Friday, November 16, 2007

Bananas, Matzoh, and the American Way

After a hard day of canning fruit at Dole and a hard night of typesetting my eventually forthcoming novel on my authentic, 15th-century Gutenberg press, I ended up sitting in a diner downtown last night with Sarah, who claims that I never write about her. But then again, Sarah also claims that bananas are hard to digest, which is obviously ridiculous, so you really can't completely trust everything Sarah says.

Seriously, how could bananas be hard to digest? They're yellow!

I think I might have to ask the other Matt Hooban - the one in England. He seems to know an awful lot about bananas. Maybe a little too much, even.

But this post isn't about Sarah anyway, and it isn't about bananas either, even though I am currently devouring one in what Sarah would consider an act of self-immolation, but that I consider an act of complete yumminess. It's about the Democratic debate, which was playing on television in the background in the diner, I guess because there were no sports on.

Okay, did I miss a memo? How was there a debate last night if the writers (or the Broadway stagehands, or whatever they're calling themselves this week) were on strike? Did my letter to Jesus, like so many of my letters to other world leaders and imaginary fairy tale characters, work? Is the strike settled? Are the lights back on on Broadway? Who framed Roger Rabbit?

I suppose we may never know the answer to any of these questions, except the last one. It was a toon disguised as Christopher Lloyd, which brings me right back to the Democratic debate, and this very alarming video still of John Edwards, that clearly shows he is drunk.
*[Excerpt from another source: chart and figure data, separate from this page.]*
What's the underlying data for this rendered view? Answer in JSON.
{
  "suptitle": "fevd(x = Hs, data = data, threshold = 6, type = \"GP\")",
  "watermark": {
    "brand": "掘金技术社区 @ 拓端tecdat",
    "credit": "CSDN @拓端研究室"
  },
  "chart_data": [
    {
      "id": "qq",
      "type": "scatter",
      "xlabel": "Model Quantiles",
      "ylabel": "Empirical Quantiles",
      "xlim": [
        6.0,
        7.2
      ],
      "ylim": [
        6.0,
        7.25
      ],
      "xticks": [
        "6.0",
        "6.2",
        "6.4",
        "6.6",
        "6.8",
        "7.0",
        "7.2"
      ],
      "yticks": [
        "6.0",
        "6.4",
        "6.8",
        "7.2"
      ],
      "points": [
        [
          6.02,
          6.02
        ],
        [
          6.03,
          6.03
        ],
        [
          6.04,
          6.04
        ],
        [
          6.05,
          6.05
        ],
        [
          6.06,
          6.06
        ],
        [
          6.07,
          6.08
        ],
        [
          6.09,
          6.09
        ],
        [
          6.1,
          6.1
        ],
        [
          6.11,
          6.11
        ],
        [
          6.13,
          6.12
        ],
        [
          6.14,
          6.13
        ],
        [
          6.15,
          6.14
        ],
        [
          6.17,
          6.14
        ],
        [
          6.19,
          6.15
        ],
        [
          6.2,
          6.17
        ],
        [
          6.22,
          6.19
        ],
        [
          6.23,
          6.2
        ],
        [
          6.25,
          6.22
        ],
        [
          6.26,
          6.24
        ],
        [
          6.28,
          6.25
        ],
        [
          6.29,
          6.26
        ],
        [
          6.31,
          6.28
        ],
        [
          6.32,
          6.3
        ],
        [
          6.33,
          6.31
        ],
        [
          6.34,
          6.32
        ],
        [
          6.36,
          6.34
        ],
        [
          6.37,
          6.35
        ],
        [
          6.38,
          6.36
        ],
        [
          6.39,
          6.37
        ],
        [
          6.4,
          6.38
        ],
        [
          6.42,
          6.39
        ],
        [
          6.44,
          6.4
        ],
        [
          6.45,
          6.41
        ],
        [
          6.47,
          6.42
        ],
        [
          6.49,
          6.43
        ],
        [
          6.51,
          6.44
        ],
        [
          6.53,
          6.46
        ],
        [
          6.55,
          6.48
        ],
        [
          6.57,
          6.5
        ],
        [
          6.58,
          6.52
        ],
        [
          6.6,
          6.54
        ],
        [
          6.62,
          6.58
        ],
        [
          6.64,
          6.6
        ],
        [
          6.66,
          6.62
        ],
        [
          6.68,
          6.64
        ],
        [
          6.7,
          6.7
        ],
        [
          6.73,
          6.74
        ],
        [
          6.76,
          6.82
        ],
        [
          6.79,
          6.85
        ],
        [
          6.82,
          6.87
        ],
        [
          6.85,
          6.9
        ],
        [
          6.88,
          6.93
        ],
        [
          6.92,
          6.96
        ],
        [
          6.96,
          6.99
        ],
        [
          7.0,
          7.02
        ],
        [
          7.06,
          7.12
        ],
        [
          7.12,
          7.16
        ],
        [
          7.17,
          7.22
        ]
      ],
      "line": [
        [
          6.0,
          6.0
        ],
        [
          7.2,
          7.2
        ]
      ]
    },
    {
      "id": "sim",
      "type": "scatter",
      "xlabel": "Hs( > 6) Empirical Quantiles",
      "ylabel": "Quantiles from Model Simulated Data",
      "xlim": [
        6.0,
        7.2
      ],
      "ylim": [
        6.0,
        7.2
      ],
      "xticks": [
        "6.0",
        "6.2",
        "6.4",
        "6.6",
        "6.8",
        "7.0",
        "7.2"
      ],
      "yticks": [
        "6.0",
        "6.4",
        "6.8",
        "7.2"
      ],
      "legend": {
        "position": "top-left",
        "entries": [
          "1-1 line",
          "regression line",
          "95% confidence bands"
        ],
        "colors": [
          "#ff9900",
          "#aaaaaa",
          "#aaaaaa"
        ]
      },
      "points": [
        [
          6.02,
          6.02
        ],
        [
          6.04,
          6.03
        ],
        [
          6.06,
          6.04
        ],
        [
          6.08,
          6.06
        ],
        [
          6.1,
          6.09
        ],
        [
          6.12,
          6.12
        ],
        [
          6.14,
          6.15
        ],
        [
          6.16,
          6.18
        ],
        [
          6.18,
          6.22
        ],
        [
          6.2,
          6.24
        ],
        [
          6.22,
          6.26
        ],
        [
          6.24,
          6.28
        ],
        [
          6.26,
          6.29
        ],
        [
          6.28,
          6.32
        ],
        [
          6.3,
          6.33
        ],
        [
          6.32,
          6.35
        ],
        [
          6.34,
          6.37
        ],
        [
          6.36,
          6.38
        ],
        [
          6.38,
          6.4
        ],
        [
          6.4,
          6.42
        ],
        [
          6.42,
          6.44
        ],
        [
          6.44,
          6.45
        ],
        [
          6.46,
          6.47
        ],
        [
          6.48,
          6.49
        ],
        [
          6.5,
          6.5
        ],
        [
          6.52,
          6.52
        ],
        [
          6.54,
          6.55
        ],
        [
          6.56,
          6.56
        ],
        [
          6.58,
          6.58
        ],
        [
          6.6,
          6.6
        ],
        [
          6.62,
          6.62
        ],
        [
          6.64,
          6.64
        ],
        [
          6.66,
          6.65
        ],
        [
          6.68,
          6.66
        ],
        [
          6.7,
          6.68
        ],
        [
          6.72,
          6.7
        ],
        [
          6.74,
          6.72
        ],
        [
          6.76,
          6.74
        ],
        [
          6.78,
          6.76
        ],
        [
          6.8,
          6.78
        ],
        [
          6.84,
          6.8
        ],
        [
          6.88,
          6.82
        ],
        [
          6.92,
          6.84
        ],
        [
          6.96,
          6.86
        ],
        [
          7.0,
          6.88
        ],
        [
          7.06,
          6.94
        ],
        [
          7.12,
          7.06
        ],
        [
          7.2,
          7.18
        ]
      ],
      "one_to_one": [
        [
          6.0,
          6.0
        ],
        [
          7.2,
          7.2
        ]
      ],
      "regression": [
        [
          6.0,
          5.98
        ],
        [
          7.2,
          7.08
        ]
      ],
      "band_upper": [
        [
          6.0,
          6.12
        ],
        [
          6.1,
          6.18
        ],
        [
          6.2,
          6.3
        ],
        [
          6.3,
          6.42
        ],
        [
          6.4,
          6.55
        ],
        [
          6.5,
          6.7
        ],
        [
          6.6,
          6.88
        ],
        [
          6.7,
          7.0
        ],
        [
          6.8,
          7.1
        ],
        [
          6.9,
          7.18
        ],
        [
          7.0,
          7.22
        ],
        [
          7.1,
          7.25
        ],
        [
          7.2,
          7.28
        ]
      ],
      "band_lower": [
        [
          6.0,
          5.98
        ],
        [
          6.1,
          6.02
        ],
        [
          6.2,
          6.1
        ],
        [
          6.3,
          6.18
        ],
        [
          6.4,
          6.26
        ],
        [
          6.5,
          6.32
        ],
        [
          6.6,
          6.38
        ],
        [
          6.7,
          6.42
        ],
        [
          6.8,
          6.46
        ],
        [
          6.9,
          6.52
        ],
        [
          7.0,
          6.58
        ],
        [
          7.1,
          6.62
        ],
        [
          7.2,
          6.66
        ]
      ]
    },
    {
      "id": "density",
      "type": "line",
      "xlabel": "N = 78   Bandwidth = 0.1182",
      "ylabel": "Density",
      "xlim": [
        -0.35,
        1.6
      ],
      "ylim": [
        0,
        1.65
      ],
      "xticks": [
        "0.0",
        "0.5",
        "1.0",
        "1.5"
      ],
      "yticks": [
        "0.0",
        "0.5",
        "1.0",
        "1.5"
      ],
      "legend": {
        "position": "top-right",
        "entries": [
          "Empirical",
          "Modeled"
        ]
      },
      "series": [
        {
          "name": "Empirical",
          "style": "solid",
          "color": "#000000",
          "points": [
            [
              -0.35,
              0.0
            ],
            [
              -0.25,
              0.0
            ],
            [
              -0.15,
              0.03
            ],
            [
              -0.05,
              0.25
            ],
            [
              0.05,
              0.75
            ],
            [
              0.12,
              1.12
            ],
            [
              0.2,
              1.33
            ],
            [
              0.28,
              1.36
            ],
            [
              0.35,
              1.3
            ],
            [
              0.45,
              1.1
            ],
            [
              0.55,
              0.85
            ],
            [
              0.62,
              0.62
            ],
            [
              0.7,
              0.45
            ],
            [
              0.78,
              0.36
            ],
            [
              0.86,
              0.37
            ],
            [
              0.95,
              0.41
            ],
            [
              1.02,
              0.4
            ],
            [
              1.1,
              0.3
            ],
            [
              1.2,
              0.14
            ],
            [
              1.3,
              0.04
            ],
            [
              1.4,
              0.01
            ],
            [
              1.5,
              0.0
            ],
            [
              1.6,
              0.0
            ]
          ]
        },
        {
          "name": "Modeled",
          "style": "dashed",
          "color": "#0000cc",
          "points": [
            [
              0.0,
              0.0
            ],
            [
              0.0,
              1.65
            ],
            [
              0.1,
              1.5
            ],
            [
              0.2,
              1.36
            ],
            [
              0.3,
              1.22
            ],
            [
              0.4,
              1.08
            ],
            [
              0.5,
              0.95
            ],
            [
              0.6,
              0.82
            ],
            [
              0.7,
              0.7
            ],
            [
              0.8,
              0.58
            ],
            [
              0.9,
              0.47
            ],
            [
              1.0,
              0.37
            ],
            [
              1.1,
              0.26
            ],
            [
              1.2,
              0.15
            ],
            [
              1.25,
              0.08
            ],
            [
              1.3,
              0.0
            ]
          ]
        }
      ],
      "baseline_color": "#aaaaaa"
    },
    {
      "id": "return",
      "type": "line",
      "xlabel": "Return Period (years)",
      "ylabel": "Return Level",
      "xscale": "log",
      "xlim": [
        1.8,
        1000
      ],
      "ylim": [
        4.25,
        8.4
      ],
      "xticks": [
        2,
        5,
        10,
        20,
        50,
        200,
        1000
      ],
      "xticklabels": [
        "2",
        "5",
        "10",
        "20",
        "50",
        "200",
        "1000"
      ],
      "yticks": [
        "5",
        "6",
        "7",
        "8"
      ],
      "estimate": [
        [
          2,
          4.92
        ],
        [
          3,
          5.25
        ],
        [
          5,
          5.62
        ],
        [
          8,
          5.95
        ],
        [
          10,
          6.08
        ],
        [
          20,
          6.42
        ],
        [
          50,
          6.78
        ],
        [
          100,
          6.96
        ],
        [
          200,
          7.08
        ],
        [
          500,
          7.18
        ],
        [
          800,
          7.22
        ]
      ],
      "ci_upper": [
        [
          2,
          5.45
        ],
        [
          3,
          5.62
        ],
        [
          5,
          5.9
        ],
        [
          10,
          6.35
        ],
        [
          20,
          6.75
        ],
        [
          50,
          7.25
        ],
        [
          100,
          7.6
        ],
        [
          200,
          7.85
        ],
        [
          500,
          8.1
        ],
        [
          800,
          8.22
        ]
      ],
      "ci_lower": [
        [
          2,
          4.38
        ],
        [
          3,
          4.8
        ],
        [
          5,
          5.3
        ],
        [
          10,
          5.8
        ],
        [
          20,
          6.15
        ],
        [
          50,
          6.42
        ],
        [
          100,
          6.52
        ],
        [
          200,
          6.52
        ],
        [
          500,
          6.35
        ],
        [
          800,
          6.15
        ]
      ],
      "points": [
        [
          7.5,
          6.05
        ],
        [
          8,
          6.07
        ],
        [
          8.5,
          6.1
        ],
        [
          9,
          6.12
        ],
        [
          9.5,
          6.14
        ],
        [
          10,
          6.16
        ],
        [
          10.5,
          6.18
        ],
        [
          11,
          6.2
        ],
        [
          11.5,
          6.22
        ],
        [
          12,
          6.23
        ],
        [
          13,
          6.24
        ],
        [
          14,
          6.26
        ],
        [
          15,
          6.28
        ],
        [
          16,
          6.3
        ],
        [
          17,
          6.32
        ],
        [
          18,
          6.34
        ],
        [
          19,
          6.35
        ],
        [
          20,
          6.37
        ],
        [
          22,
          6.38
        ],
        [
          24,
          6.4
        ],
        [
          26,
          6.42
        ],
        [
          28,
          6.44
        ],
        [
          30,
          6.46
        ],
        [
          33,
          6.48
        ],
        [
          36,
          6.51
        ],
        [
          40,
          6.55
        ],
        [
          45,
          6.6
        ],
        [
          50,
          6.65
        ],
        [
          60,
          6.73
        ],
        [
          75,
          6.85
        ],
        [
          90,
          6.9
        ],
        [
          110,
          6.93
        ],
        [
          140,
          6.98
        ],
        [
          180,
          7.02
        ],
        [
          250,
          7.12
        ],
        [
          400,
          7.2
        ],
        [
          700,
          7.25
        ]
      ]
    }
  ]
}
Now, let's get real, America. Is this really the kind of person you want on a stage in Nevada attacking his fellow Democrats, in defiance of the still-striking writers/Broadway stagehands?

I didn't think so.

They talked a lot about the war in Iraq, but here's the thing they didn't talk about - the thing that no politician ever talks about when it comes to America's armed forces and military policy: we have bad camouflage. You can totally see it. Here's just a for instance:


How many soldiers can you see in the above picture? If you said six, that's because their camouflage is NOT WORKING! *

I was in Grand Central Station in New York City yesterday and I saw three soldiers lounging around in their "mass transit camo" against the ticket windows along the 42nd Street side of the main concourse. I saw three of them! And while it's entirely possible that there was an unseen force of hundreds looming elsewhere in better disguises, it still doesn't change the fact that those three soldiers, just like the six in the photo above, have been compromised.

Think about this: if we were to invest a greater portion of our defense budget into developing camouflage that actually worked, then all the politicians could say, "yes, we pulled our troops out of Iraq. Go look." And then all of us would feel all bad for accusing them of lying because we wouldn't be able to see any troops in Iraq anymore, even if they were still there.

Come to think of it, we could probably get by with a much smaller army too, like 20 people. I'm pretty sure that 20 people in working camouflage could achieve roughly the same level of success in Iraq that the 130,000 visible soldiers in their crappy "desert camo" have achieved. Hop to it, candidates! Pick up the banana and run with it. And if you're ever in that diner I was in last night, order the matzoh ball soup, which is an act of complete yumminess that no one - not even the Democrats - can debate.

And speaking of matzoh ball soup, what's up with Barry Bonds getting indicted?


* If you said "less than six," then your eyes are not working, and there was no need to read the rest of this post. If you said "more than six," then YOU ARE A LIAR.

1 comment:

Pete said...

I must confess to occasionally having some sort of dietary intolerance to bananas myself. Very hard to digest.

Strangely, this intolerance was born when I lived in the Rockies, lasted several years and spanned several banana-eating attempts.

Now that we are in Michigan, my problem has seemingly disappeared.